Pakistan is one of 54 countries in desperate need of debt relief, having suffered over $30 billion in damages as a result of recent floods that devastated one-third of the country and left its crops in ruin.
The United Nations (UN) in its report, “Avoiding ‘Too Little Too Late’ on International Debt Relief”, warned that dozens of developing countries were facing a rapidly worsening debt crisis and the risks of inaction are dire.
The report, released ahead of meetings of the International Monetary Fund, World Bank, and G20 finance ministers in Washington, emphasized the importance of quick action.
The United Nations Development Program (UNDP) Chief Achim Steiner told reporters in Geneva that little has happened so far, and the risks have been growing. He said, “That crisis is intensifying and threatening to spill over into an entrenched development crisis across dozens of countries across the world”.
The report said that Pakistan has an average credit rating of 6 (‘highly speculative’), interest rate spread is higher than 10 pp and gross public debt is 74 percent of GDP. According to World Bank data, the country had PPGE debt worth US$78.9 billion in 2020 with 86.6 percent owed to official creditors, 27.3 percent owed to China, and 14.7 percent to the Paris Club. Six percent of the population in Pakistan is estimated to live in extreme poverty and the country ranks 147 (out of 182) on climate change vulnerability.

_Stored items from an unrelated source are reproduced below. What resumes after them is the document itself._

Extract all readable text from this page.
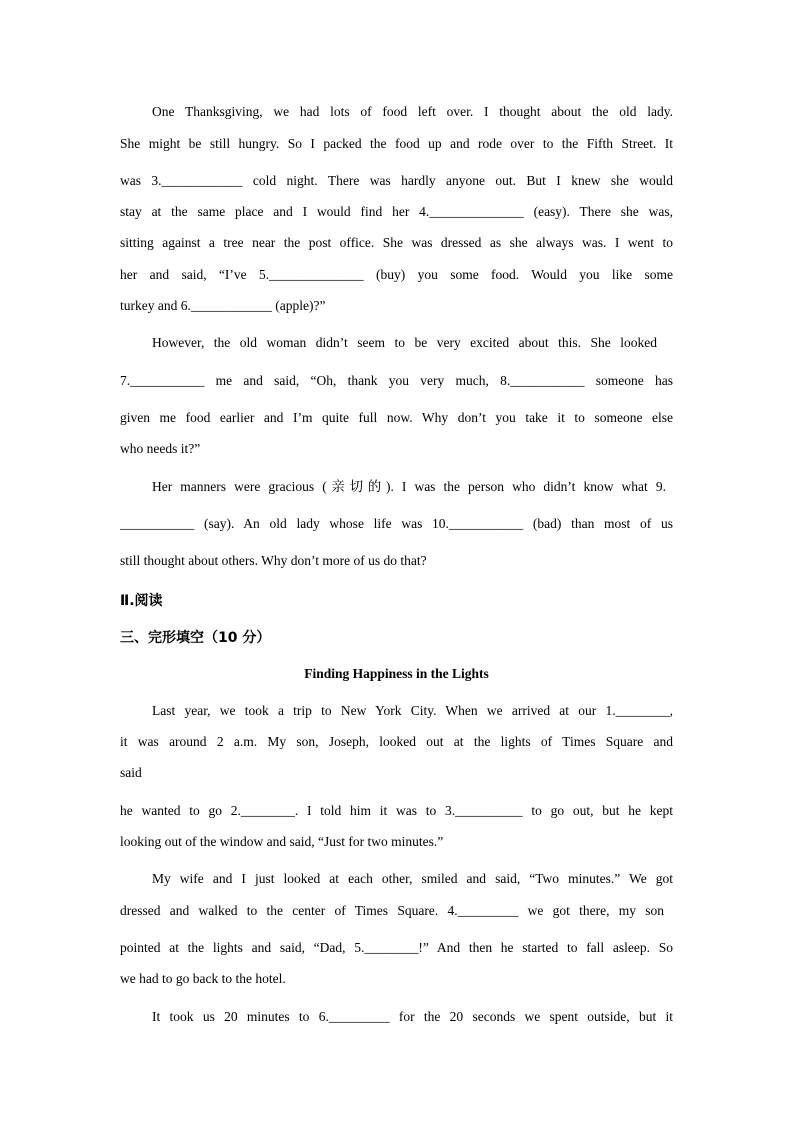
One Thanksgiving, we had lots of food left over. I thought about the old lady.
She might be still hungry. So I packed the food up and rode over to the Fifth Street. It
was 3.____________ cold night. There was hardly anyone out. But I knew she would
stay at the same place and I would find her 4.______________ (easy). There she was,
sitting against a tree near the post office. She was dressed as she always was. I went to
her and said, “I’ve 5.______________ (buy) you some food. Would you like some
turkey and 6.____________ (apple)?”
However, the old woman didn’t seem to be very excited about this. She looked
7.___________ me and said, “Oh, thank you very much, 8.___________ someone has
given me food earlier and I’m quite full now. Why don’t you take it to someone else
who needs it?”
Her manners were gracious (亲切的). I was the person who didn’t know what 9.
___________ (say). An old lady whose life was 10.___________ (bad) than most of us
still thought about others. Why don’t more of us do that?
Ⅱ.阅读
三、完形填空（10 分）
Finding Happiness in the Lights
Last year, we took a trip to New York City. When we arrived at our 1.________,
it was around 2 a.m. My son, Joseph, looked out at the lights of Times Square and
said
he wanted to go 2.________. I told him it was to 3.__________ to go out, but he kept
looking out of the window and said, “Just for two minutes.”
My wife and I just looked at each other, smiled and said, “Two minutes.” We got
dressed and walked to the center of Times Square. 4._________ we got there, my son
pointed at the lights and said, “Dad, 5.________!” And then he started to fall asleep. So
we had to go back to the hotel.
It took us 20 minutes to 6._________ for the 20 seconds we spent outside, but it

More data reveals that 46 of the 54 countries had accumulated public debt totaling $782 billion by 2020. Argentina, Ukraine, and Venezuela account for over a third of that total.
The situation is rapidly deteriorating, with 19 developing countries effectively barred from the lending market — ten more than at the start of the year. Meanwhile, a third of all developing economies’ debt has been classified as substantial risk, extremely speculative, or default. In this regard, the countries most at risk are Sri Lanka, Pakistan, Tunisia, Chad, and Zambia.
According to the UNDP chief economist Gray Molina, private creditors have been the most significant impediment to moving forward with necessary restructuring. However, current market conditions could pave the way for a debt deal, as private creditors’ holdings have lost up to 60 percent of their value.